RADARJEMBER – Buku anak bergambar Naya dan Talkernya karya Dewi Mareta mengangkat kisah seorang anak autistik nonverbal yang menggunakan Talker sebagai alat bantu komunikasi. Buku yang diterbitkan IWEC Literacy tersebut menjadi media untuk mengenalkan cara berkomunikasi anak berkebutuhan khusus kepada masyarakat.
Dalam kegiatan bedah buku, penulis Naya dan Talkernya Dewi Mareta menceritakan perjalanan putrinya dalam menemukan cara berkomunikasi.
Saat ini, Naya yang telah berusia sekitar 9,5 tahun masih belum dapat berkomunikasi secara verbal seperti anak-anak pada umumnya. Karena itu, keluarga mengubah target utama pendampingan Naya.

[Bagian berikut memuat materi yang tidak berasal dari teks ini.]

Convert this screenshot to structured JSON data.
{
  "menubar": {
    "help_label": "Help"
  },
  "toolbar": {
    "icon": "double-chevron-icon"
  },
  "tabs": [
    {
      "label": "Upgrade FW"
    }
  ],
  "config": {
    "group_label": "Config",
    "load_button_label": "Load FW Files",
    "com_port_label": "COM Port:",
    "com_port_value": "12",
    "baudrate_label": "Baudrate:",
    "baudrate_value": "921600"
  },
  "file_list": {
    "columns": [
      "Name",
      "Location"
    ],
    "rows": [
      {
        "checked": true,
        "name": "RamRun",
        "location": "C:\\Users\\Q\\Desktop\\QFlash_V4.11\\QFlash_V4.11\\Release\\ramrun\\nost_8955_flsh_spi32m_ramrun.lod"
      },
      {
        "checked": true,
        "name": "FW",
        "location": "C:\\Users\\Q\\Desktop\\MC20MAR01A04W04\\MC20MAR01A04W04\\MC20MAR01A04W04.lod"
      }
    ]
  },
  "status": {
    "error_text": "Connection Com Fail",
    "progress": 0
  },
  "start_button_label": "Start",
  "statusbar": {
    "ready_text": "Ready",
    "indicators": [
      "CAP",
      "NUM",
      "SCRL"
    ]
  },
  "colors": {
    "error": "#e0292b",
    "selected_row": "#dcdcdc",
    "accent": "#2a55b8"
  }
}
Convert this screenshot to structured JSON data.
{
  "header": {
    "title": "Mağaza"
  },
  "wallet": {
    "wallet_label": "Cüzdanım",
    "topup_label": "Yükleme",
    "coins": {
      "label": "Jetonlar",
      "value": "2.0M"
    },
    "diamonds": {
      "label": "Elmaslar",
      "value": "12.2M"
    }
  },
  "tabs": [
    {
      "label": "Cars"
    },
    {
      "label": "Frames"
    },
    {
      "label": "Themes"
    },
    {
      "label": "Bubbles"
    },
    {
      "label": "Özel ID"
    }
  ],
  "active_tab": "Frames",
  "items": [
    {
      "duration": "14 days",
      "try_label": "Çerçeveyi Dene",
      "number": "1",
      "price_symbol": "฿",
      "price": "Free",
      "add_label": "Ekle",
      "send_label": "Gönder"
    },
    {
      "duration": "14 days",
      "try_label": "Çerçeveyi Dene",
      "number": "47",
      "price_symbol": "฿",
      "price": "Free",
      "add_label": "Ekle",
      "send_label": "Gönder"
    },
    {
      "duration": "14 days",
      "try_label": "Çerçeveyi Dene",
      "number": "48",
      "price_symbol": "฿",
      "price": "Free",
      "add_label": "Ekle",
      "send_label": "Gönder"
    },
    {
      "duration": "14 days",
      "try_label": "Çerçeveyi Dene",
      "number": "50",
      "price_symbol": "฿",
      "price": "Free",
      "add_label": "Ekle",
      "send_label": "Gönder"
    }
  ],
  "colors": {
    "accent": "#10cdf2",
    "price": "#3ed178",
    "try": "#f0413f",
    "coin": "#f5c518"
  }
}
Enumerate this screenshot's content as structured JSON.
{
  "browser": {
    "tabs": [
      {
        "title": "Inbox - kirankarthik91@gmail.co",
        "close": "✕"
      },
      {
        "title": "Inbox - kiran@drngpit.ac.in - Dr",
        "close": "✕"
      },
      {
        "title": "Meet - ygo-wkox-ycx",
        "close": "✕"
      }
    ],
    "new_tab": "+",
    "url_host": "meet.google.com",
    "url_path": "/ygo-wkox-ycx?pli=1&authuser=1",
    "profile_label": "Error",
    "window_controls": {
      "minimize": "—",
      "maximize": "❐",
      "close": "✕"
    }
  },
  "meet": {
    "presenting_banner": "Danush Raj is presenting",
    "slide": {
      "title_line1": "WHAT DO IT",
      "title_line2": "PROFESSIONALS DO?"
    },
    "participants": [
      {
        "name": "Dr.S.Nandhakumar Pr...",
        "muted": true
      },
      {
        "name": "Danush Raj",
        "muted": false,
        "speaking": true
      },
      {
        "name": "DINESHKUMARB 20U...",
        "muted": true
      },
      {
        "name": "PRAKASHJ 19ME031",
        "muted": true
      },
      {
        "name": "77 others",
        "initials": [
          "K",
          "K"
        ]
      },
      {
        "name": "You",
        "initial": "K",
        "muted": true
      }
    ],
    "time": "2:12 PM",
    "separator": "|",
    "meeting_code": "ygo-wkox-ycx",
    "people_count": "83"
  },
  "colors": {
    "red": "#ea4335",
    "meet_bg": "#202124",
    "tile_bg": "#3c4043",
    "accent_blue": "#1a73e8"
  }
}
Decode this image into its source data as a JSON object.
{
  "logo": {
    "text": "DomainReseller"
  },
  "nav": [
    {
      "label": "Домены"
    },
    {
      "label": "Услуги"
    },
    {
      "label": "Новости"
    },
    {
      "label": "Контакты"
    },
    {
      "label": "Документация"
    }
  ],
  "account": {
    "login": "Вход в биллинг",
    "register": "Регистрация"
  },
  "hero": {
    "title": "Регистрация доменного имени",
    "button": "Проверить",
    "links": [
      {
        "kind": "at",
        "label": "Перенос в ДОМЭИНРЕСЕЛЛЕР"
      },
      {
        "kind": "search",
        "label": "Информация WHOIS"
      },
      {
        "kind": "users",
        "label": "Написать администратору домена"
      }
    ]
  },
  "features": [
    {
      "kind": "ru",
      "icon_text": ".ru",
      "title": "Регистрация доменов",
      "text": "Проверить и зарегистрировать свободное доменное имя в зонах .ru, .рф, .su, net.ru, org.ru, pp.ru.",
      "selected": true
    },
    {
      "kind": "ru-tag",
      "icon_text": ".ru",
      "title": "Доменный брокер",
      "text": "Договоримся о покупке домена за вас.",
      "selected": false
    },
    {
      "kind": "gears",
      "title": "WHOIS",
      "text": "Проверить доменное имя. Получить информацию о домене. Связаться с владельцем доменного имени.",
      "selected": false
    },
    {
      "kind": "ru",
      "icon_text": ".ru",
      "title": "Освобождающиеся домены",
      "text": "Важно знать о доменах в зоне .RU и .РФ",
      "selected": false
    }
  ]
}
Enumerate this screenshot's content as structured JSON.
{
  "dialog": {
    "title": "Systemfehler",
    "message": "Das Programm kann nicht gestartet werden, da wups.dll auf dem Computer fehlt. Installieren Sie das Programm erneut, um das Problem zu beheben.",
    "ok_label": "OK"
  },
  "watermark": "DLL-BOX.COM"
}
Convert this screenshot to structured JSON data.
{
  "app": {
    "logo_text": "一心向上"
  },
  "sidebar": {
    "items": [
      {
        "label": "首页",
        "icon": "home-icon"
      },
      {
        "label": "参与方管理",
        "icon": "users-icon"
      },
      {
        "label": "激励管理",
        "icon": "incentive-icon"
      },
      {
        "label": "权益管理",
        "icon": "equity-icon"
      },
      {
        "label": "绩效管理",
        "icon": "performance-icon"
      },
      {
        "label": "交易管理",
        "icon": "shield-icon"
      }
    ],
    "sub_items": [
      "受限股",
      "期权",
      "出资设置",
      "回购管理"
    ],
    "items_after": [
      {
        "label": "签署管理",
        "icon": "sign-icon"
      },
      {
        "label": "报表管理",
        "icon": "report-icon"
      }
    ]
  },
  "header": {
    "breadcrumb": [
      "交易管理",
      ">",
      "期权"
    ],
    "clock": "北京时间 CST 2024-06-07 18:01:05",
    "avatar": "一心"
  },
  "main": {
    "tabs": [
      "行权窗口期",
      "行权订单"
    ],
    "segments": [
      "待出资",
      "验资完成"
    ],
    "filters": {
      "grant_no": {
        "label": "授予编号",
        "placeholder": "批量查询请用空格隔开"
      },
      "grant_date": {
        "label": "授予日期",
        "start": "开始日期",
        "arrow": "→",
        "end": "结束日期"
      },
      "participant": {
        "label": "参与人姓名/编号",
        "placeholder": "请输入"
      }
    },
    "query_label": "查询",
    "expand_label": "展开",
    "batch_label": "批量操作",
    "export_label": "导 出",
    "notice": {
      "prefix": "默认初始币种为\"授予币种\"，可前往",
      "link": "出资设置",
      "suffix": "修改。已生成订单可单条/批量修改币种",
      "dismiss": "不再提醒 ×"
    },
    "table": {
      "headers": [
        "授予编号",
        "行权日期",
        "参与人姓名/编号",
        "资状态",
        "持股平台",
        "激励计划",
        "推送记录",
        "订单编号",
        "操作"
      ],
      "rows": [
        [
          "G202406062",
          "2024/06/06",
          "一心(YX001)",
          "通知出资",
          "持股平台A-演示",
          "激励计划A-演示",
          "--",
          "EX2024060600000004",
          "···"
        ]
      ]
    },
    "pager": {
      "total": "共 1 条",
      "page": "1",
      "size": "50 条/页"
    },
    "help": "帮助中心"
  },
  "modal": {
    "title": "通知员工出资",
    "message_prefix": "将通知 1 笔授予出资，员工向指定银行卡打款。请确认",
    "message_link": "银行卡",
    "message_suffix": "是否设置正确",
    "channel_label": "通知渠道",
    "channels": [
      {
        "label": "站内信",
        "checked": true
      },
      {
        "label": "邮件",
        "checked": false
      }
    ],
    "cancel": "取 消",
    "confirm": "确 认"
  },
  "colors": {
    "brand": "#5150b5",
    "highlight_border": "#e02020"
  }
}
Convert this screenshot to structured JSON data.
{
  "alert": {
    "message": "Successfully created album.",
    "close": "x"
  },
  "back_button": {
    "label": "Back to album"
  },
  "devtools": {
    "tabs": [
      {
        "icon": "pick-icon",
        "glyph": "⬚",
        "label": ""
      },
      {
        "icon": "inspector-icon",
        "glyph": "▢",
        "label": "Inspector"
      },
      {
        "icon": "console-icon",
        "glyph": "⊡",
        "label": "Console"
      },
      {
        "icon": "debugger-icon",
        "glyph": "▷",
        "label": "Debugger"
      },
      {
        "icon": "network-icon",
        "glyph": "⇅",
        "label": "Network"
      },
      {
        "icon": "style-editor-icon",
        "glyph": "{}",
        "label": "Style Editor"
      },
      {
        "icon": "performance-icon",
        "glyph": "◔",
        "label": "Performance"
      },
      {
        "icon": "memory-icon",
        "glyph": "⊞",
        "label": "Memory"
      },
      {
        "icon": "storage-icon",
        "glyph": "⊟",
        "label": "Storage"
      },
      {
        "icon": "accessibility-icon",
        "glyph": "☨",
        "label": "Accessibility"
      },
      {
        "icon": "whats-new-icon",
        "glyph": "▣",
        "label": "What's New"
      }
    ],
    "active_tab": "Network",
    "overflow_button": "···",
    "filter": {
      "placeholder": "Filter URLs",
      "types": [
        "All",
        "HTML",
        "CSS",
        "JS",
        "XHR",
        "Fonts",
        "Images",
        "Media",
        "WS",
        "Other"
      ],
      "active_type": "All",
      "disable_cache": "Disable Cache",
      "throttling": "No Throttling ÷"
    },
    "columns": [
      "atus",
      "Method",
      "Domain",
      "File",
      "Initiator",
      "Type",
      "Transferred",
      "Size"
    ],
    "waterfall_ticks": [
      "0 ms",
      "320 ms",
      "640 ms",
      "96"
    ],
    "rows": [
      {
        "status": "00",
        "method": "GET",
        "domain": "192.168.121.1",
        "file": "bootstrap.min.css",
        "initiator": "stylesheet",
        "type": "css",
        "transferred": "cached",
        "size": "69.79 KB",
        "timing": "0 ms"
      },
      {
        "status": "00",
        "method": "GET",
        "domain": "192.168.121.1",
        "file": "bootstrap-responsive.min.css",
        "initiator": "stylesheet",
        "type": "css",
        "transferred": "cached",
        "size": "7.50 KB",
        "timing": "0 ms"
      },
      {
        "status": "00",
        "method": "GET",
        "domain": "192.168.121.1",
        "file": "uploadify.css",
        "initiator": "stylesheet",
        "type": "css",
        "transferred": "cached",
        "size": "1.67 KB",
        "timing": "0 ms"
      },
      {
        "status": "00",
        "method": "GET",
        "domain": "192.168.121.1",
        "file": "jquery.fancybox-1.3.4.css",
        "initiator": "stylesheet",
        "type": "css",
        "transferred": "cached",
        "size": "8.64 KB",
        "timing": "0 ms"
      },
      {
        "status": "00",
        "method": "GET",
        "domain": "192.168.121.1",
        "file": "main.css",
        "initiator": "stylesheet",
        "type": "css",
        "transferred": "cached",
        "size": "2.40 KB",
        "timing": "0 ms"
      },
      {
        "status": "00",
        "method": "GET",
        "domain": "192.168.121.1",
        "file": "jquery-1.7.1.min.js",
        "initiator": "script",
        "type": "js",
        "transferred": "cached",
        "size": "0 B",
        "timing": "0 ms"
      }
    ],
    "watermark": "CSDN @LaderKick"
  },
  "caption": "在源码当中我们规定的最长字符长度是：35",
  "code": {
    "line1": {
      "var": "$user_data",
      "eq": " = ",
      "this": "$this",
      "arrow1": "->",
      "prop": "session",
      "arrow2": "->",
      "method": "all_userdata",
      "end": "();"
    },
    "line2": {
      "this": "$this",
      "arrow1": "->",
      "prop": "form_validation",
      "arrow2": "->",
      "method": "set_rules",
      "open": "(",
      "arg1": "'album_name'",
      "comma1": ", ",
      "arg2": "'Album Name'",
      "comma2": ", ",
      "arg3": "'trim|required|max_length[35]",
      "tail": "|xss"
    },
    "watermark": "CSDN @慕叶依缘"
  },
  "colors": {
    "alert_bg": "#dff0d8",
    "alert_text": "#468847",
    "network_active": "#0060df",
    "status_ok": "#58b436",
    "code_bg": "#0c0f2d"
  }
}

“Tujuan utamanya bukan bicara lagi, tapi berkomunikasi,” kata Dewi.
Naya menggunakan aplikasi Talker untuk menyampaikan berbagai hal. Mulai dari keinginan hingga perasaan, seperti ketika sedang bosan atau sedih.
Penggunaan Talker dilakukan dengan pendampingan dari terapis. Dalam prosesnya, Naya tetap menjalani metode ABA (Applied Behavior Analysis) sebagai terapi perilaku, sementara Talker digunakan sebagai alat bantu komunikasi.
Dewi berharap kisah Naya dapat mendorong orang tua untuk melihat kemampuan anak dari berbagai sisi. Menurutnya, ketika satu metode belum memberikan perkembangan yang baik, orang tua tidak perlu berhenti mencoba.
“Kalau dengan metode A tidak memberikan progres yang baik, tidak apa-apa kita ganti dengan metode B. Kita coba metode C, D,” ungkapnya.
Sementara itu Co- Writer Maylia E. Sutarto mengatakan, buku yang mengangkat cerita anak autistik masih tergolong minim di Indonesia. Kondisi itu menjadi salah satu alasan diterbitkannya Naya dan Talkernya.
Selain itu, kisah Naya dinilai memiliki keunikan karena mampu menemukan alternatif komunikasi melalui Talker. Penggunaan alat tersebut menjadi salah satu cara agar anak dapat menyampaikan keinginan dan perasaannya tanpa harus selalu mengandalkan kemampuan berbicara.
“Bagaimana caranya kita mengusahakan anak itu bukan hanya bicara saja, tapi berkomunikasi lebih dulu,” ujar Maylia.
Menurut dia, kemampuan berkomunikasi penting agar anak dapat menyampaikan kebutuhan dan perasaannya. Dengan demikian, orang-orang di sekitarnya juga dapat lebih mudah memahami kondisi anak.
Melalui buku tersebut, Maylia berharap masyarakat semakin memahami bahwa setiap anak memiliki cara komunikasi yang berbeda. Lingkungan yang aman dan nyaman juga diperlukan agar anak berkebutuhan khusus dapat berinteraksi tanpa mengalami bullying maupun kekerasan verbal.
Buku Naya dan Talkernya pun diharapkan menjadi bagian dari upaya membangun masyarakat yang lebih inklusif. Sebab, komunikasi tidak selalu harus melalui kata-kata, tetapi yang terpenting adalah bagaimana pesan dan kebutuhan anak dapat tersampaikan dan dipahami.